Right-to-work groups, which say they are not anti-union, call this upward blip the result of frantic scrambling for members by a labor movement on its last legs.

"The writing was on the wall, that if they didn't do something, they were going to go extinct," said J. Justin Wilson, a senior analyst at the Center for Union Facts, a Washington right-to-work group.

Last month, by a vote of 46-42, Cherry Hill public school custodians employed by Philadelphia's Aramark Corp. voted to join the Office of Professional Employees International Union.

An Aramark spokeswoman said the company supported workers' rights to join a union but was contesting this election.

"Every day, these workers are hurting more and more," said union organizer Seth Goldstein, whose daughters attend Cherry Hill schools.

"With this recession, if anyone needs a stimulus in their take-home pay, it's these employees.

"Unions have a real role in the economy," he said, "because the only way the middle class can push its way up and get a decent living is if they can bargain effectively."

Ironically, one of the drivers of the economic slowdown - the weak dollar - may have helped Pennsylvania union workers, the AFL-CIO's George said.

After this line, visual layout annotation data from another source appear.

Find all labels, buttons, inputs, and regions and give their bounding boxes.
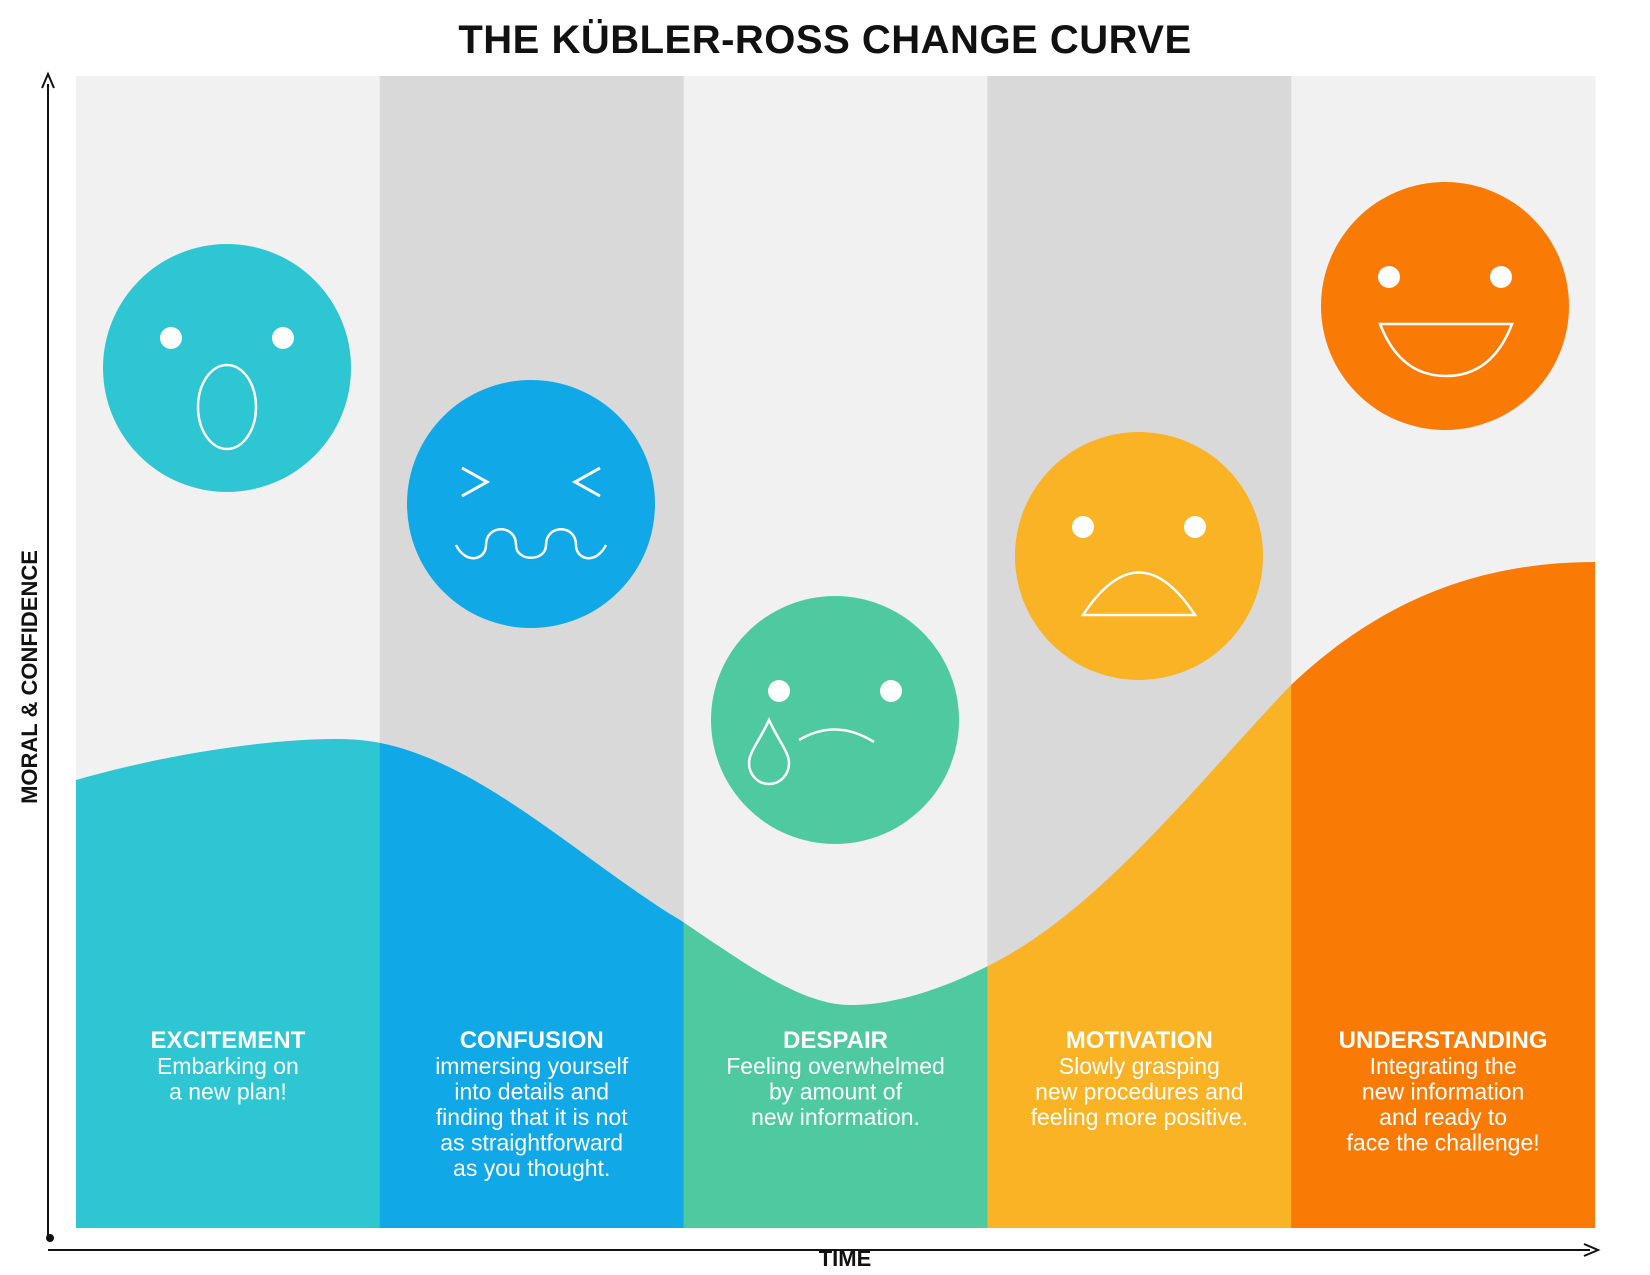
left-eye [160, 327, 182, 349]
y-axis-arrowhead [41, 71, 55, 89]
stage-description-line: Integrating the [1370, 1053, 1517, 1079]
stage-description-line: as you thought. [453, 1155, 610, 1181]
diagram-title: THE KÜBLER-ROSS CHANGE CURVE [458, 18, 1192, 62]
confused-face-icon [407, 380, 655, 628]
stage-description-line: new procedures and [1035, 1079, 1243, 1105]
stage-name: CONFUSION [460, 1027, 604, 1054]
surprised-face-icon [103, 244, 351, 492]
stage-description-line: Embarking on [157, 1053, 299, 1079]
stage-description-line: finding that it is not [436, 1104, 628, 1130]
tear-drop [747, 716, 791, 786]
stage-description-line: immersing yourself [435, 1053, 629, 1079]
stage-name: UNDERSTANDING [1339, 1027, 1548, 1054]
stage-faces [103, 182, 1569, 844]
right-eye [1490, 266, 1512, 288]
right-eye [880, 680, 902, 702]
left-eye [1072, 516, 1094, 538]
stage-name: EXCITEMENT [151, 1027, 306, 1054]
stage-description-line: face the challenge! [1347, 1130, 1540, 1156]
face-circle [407, 380, 655, 628]
half-frown-mouth [1080, 571, 1198, 617]
smile-mouth [1378, 322, 1514, 378]
face-circle [1321, 182, 1569, 430]
stage-name: DESPAIR [783, 1027, 888, 1054]
stage-description-line: a new plan! [169, 1079, 287, 1105]
crying-face-icon [711, 596, 959, 844]
stage-description-line: new information [1362, 1079, 1524, 1105]
x-axis-arrowhead [1583, 1243, 1601, 1257]
left-eye [1378, 266, 1400, 288]
right-eye [272, 327, 294, 349]
stage-description-line: into details and [454, 1079, 609, 1105]
y-axis-label: MORAL & CONFIDENCE [17, 550, 42, 804]
stage-description-line: and ready to [1379, 1104, 1507, 1130]
x-axis-label: TIME [819, 1246, 872, 1271]
stage-description-line: Slowly grasping [1059, 1053, 1220, 1079]
face-circle [103, 244, 351, 492]
left-eye [768, 680, 790, 702]
sad-face-icon [1015, 432, 1263, 680]
axis-origin-dot [46, 1234, 54, 1242]
frown-mouth [798, 728, 875, 744]
right-eye [571, 466, 601, 498]
happy-face-icon [1321, 182, 1569, 430]
stage-description-line: feeling more positive. [1031, 1104, 1248, 1130]
stage-description-line: new information. [751, 1104, 920, 1130]
curve-area-understanding [1291, 562, 1595, 1228]
open-mouth [196, 363, 258, 451]
wavy-mouth [454, 528, 608, 560]
left-eye [461, 466, 491, 498]
stage-name: MOTIVATION [1066, 1027, 1213, 1054]
stage-description-line: by amount of [769, 1079, 903, 1105]
stage-description-line: Feeling overwhelmed [726, 1053, 945, 1079]
face-circle [1015, 432, 1263, 680]
stage-description-line: as straightforward [440, 1130, 623, 1156]
face-circle [711, 596, 959, 844]
axes: MORAL & CONFIDENCE TIME [17, 71, 1601, 1271]
right-eye [1184, 516, 1206, 538]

The weak dollar means that union-rich manufacturing jobs, while still in decline, are not declining as fast because some manufacturing that had been done abroad is now being done here, he said.

"Steel mills have rehired some steel workers," he said. "In addition, China is taking anything we can produce."

Casino construction across the state has boosted membership in the building trades, he said.

What the AFL-CIO's national director of organizing, Stewart Acuff, said he found most encouraging was growth in membership among younger workers, even though both the numbers and the percentages are low.

"That gives lie to the notion that young people are only interested in themselves and that the unions' day is past," he said.

Roger "Rick" Grimaldi manages the Philadelphia office of the Jackson-Lewis law firm, which regularly holds union-avoidance seminars. He said the statistical movement was so minor that it does not change the pattern. "You could argue that it's an aberration," he said.

Economist Mark Zandi from Moody's Economy.com in West Chester agrees that the change is small. "It may not be statistically different from a zero change."

But, he said, "that may be news in itself given the steady erosion in this sector."